Muslim woman says religious discrimination may force her to give up hijab

Muslim woman says religious discrimination may force her to give up hijab

GULFPORT, MS (WLOX) - A Gulfport woman said religious discrimination is forcing her to make a painful decision when it comes to how she practices her faith. Latrice Jackson-Artis is a Muslim who prefers to cover her head, but lately says she's reconsidering her decision to wear a hijab.

Latrice Jackson-Artis was raised a Christian in Chicago, Illinois. She said her father would often visit mosques which is how she was introduced to Islam. When she converted to Islam, she decided to wear a head covering.

"I wear my hijab according to my faith and because I choose to wear it and not because someone is making me," said Jackson-Artis. "My husband is not even Muslim. I decided to wear the head covering because it makes me feel more modest about how I carry myself and most importantly how I carry myself around my daughter."

Jackson-Artis has two daughters, 11 and 15-year-olds who always cover when they leave the house. She said she covers about 80 percent of time, but because of problems she's had finding work in the last year and a half since moving to the Mississippi Gulf Coast she's considering putting on the hijab a lot less often.

"You talk to me over the phone and you're like 'Oh, you have so much great experience. I would love to hire you,'" said Jackson-Artis. "Then when I show up you're like, 'No. You're the Taliban. You're Isis or whatever.' That's not fair to me. I'm an American citizen. I was born and raised in Chicago, Illinois."

While she studies the Bible, the Quran, the Torah and other religious texts, Jackson-Artis finds many people in the area are not open to learning about her faith and about why she covers. She said she and her children have been made to leave businesses because of their hijabs.

Jackson-Artis said, "The lady went off and was saying, 'You don't serve the same God we serve and you ain't coming in here with that on your head.' She was really irate, ignorant."

Now it's a decision between continuing to practice her faith the way she wants to in spite of the difficulties or taking off the hijab. Neither will be easy.

"My heart. My mind and my spirit is telling me I should continue to cover. But when you're faced with a dilemma and your livelihood in your household and your children you have to put other things first. Nothing is working for me when people see this and it's almost like should I do it or shouldn't I do it," Jackson-Artis.

Also the mother of three worries if she takes off her hijab to get work she might not be able to keep it.

"After I take this off to get the employment when I put it back on are they going to keep me? Are they going to exit me?" said Jackson-Artis. "Are they going to say, 'We didn't know you were Muslim, so you have to go.'"

Jackson-Artis said she doesn't think it's right she should feel forced to choose.

"I have pros and cons with that, but I really would like to stay covered and still have the ability to choose whether or not I would like to wear my covering," said Jackson-Artis.

Jackson-Artis says her prayer is that instead of making assumptions about Muslim, people would just pose questions.

"I think they should ask.

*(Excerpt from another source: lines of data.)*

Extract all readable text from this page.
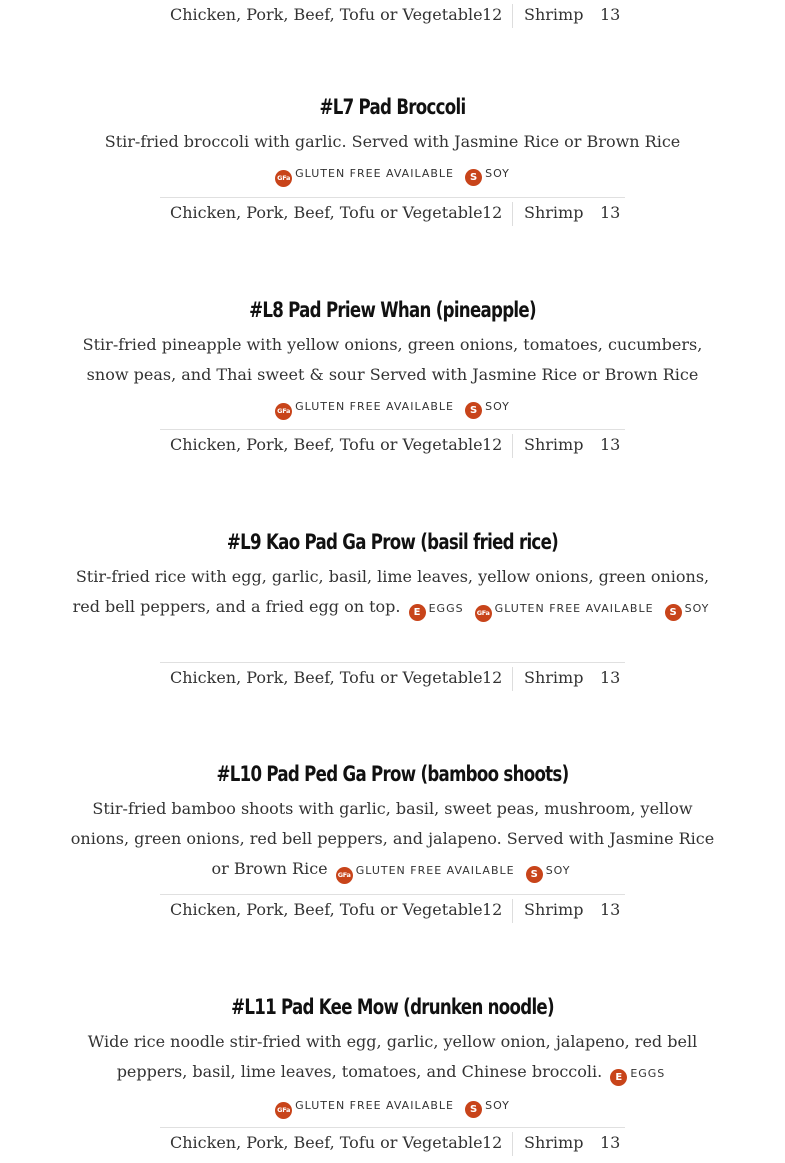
Chicken, Pork, Beef, Tofu or Vegetable 12 Shrimp 13
#L7 Pad Broccoli
Stir-fried broccoli with garlic. Served with Jasmine Rice or Brown Rice
GFa GLUTEN FREE AVAILABLE S SOY
Chicken, Pork, Beef, Tofu or Vegetable 12 Shrimp 13
#L8 Pad Priew Whan (pineapple)
Stir-fried pineapple with yellow onions, green onions, tomatoes, cucumbers, snow peas, and Thai sweet & sour Served with Jasmine Rice or Brown Rice
GFa GLUTEN FREE AVAILABLE S SOY
Chicken, Pork, Beef, Tofu or Vegetable 12 Shrimp 13
#L9 Kao Pad Ga Prow (basil fried rice)
Stir-fried rice with egg, garlic, basil, lime leaves, yellow onions, green onions, red bell peppers, and a fried egg on top. E EGGS GFa GLUTEN FREE AVAILABLE S SOY
Chicken, Pork, Beef, Tofu or Vegetable 12 Shrimp 13
#L10 Pad Ped Ga Prow (bamboo shoots)
Stir-fried bamboo shoots with garlic, basil, sweet peas, mushroom, yellow onions, green onions, red bell peppers, and jalapeno. Served with Jasmine Rice or Brown Rice GFa GLUTEN FREE AVAILABLE S SOY
Chicken, Pork, Beef, Tofu or Vegetable 12 Shrimp 13
#L11 Pad Kee Mow (drunken noodle)
Wide rice noodle stir-fried with egg, garlic, yellow onion, jalapeno, red bell peppers, basil, lime leaves, tomatoes, and Chinese broccoli. E EGGS
GFa GLUTEN FREE AVAILABLE S SOY
Chicken, Pork, Beef, Tofu or Vegetable 12 Shrimp 13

If you want to know why am I wearing this on my head it's because I reverence my husband. If I don't have it on my head and I'm with my husband again it's because I reverence my husband," she said. "There are days I want to feel cute and wear my natural hair. I have an afro. So sometimes I want to wear my afro and sometimes I should be able to wear my afro. It's my body. My choice."

Jackson-Artis said, "People don't know and they refuse to ask questions. Because of what they see in the media and the news, they take that and they run with that. Everybody you see that's Muslim is not radical."

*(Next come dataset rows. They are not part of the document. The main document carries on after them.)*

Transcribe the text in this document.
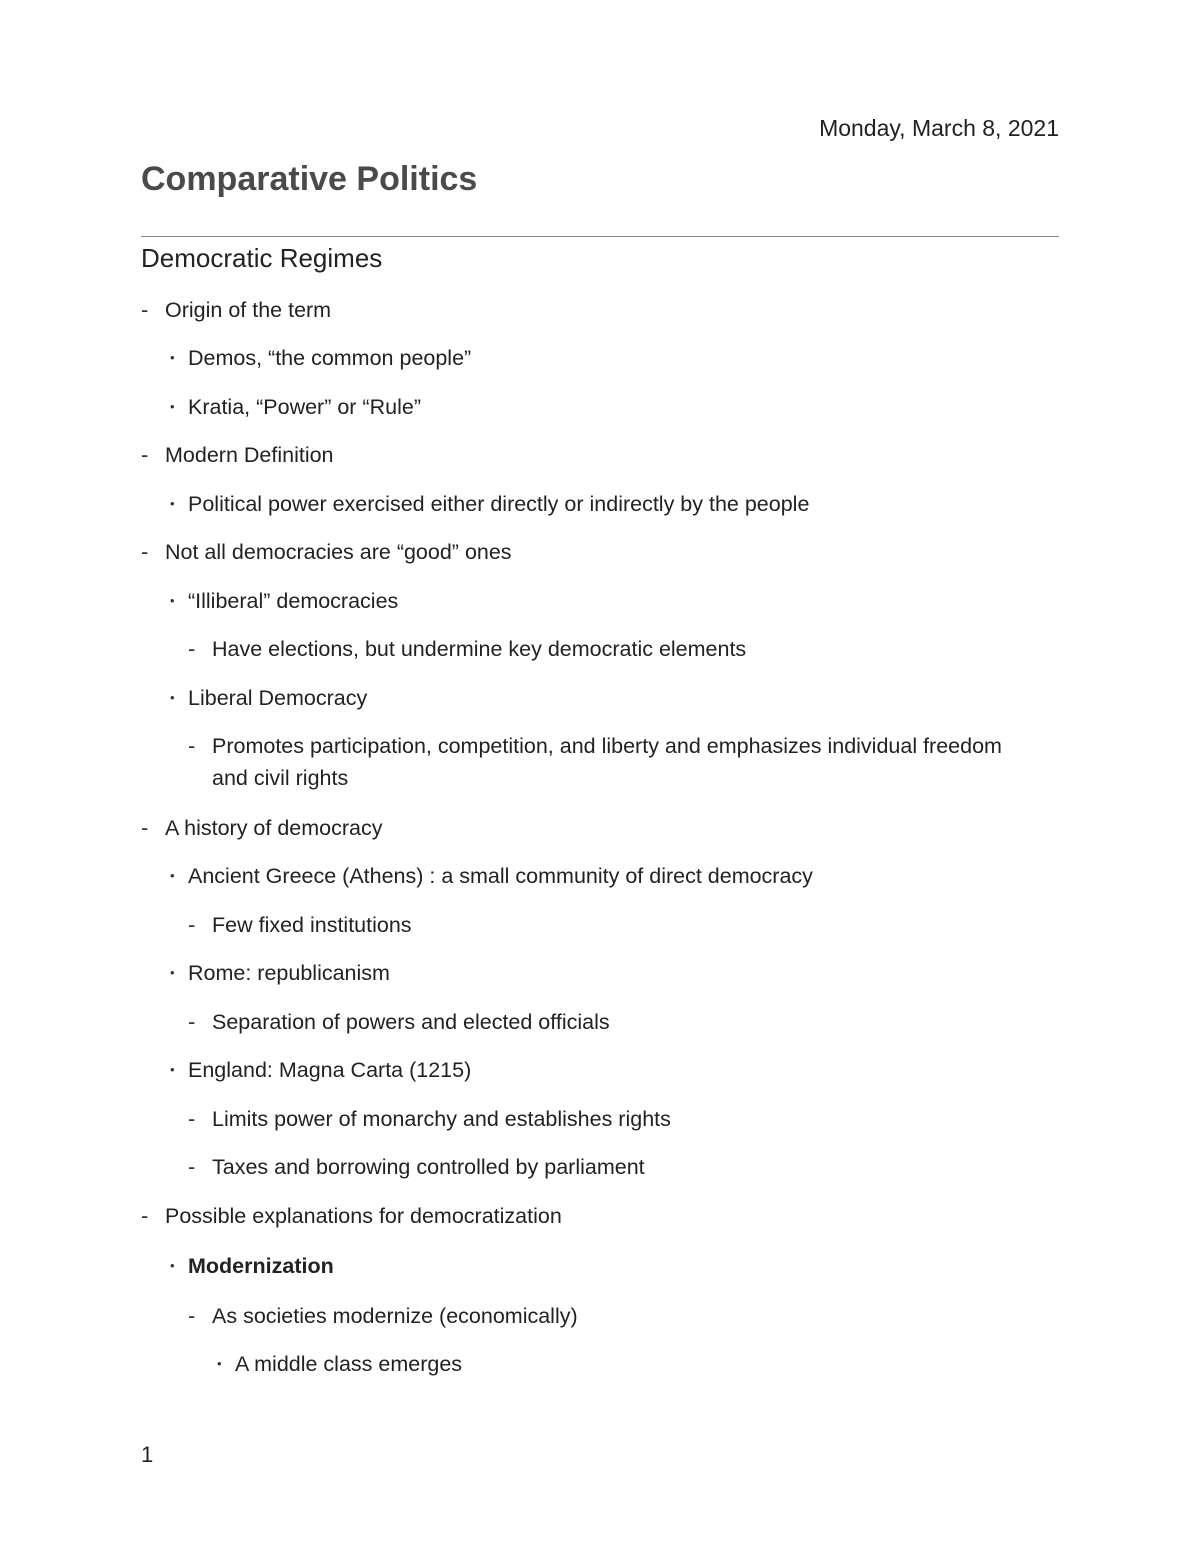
Monday, March 8, 2021
Comparative Politics
Democratic Regimes
- Origin of the term
• Demos, “the common people”
• Kratia, “Power” or “Rule”
- Modern Definition
• Political power exercised either directly or indirectly by the people
- Not all democracies are “good” ones
• “Illiberal” democracies
- Have elections, but undermine key democratic elements
• Liberal Democracy
- Promotes participation, competition, and liberty and emphasizes individual freedom and civil rights
- A history of democracy
• Ancient Greece (Athens) : a small community of direct democracy
- Few fixed institutions
• Rome: republicanism
- Separation of powers and elected officials
• England: Magna Carta (1215)
- Limits power of monarchy and establishes rights
- Taxes and borrowing controlled by parliament
- Possible explanations for democratization
• Modernization
- As societies modernize (economically)
• A middle class emerges
1
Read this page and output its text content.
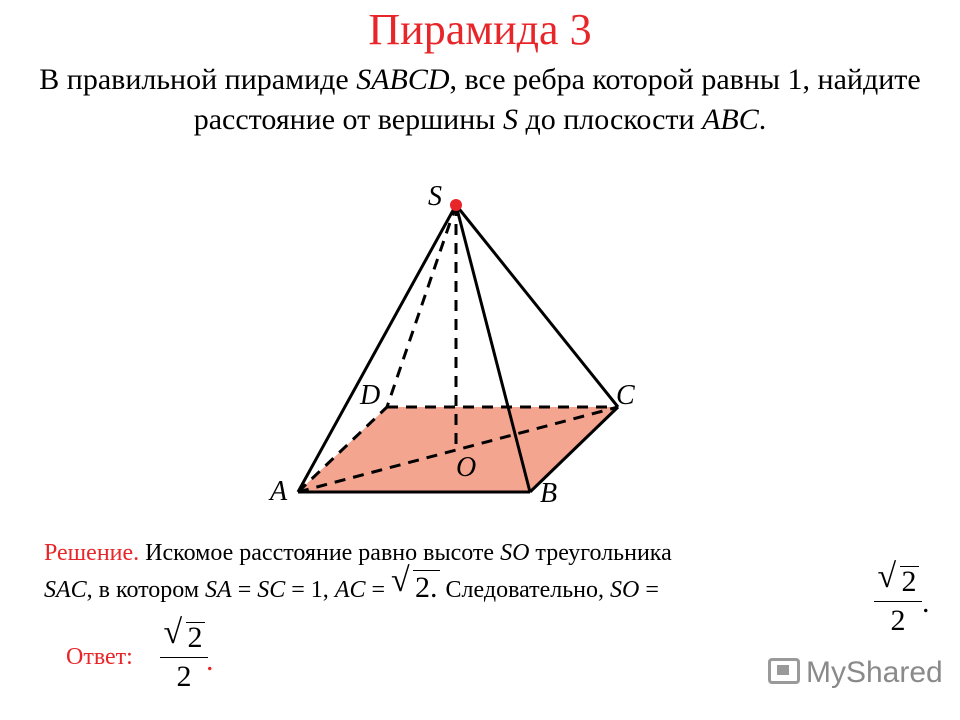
Пирамида 3
В правильной пирамиде SABCD, все ребра которой равны 1, найдите расстояние от вершины S до плоскости ABC.
S
D	C
O
A	B
Решение. Искомое расстояние равно высоте SO треугольника
SAC, в котором SA = SC = 1, AC = √ 2. Следовательно, SO =	√ 2
2
.
Ответ:
√ 2
2 .	MyShared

The family moved to the area after her husband retired from the military. She said previously the family had been living in Virginia where covering wasn't a problem because there was a larger Muslim community. She worries about the treatment her daughters will receive as they get older.

"Being down in the South I have three things against me. I'm a Muslim, I'm black. And I'm a woman so that causes a great scare for me to let my babies go," said Jackson-Artis.

She points to verses in the Bible that speak of women and head covering, specifically 1 Corinthians 11:5 and 11:6.

"Would you ask a nun to take her religious garment off? Would you tell her you can't come in here and eat? You can't come in here and enjoy yourself because you have that on your head. Nobody is bothering other faiths. They're attacking Muslims and that's unfair to people," said Jackson-Artis. "I believe in all of the prophets. Abraham. Adam. All of them. You cannot believe in the Quran and not have the Injil, which is the Bible, and the Torah. You cannot do that. You have to have all three in order to understand everything. We as a community should be able to agree to disagree, but still love one another. As far as what other people believe and what I believe, I have Christian friends, I don't knock how they feel because I've been a Christian."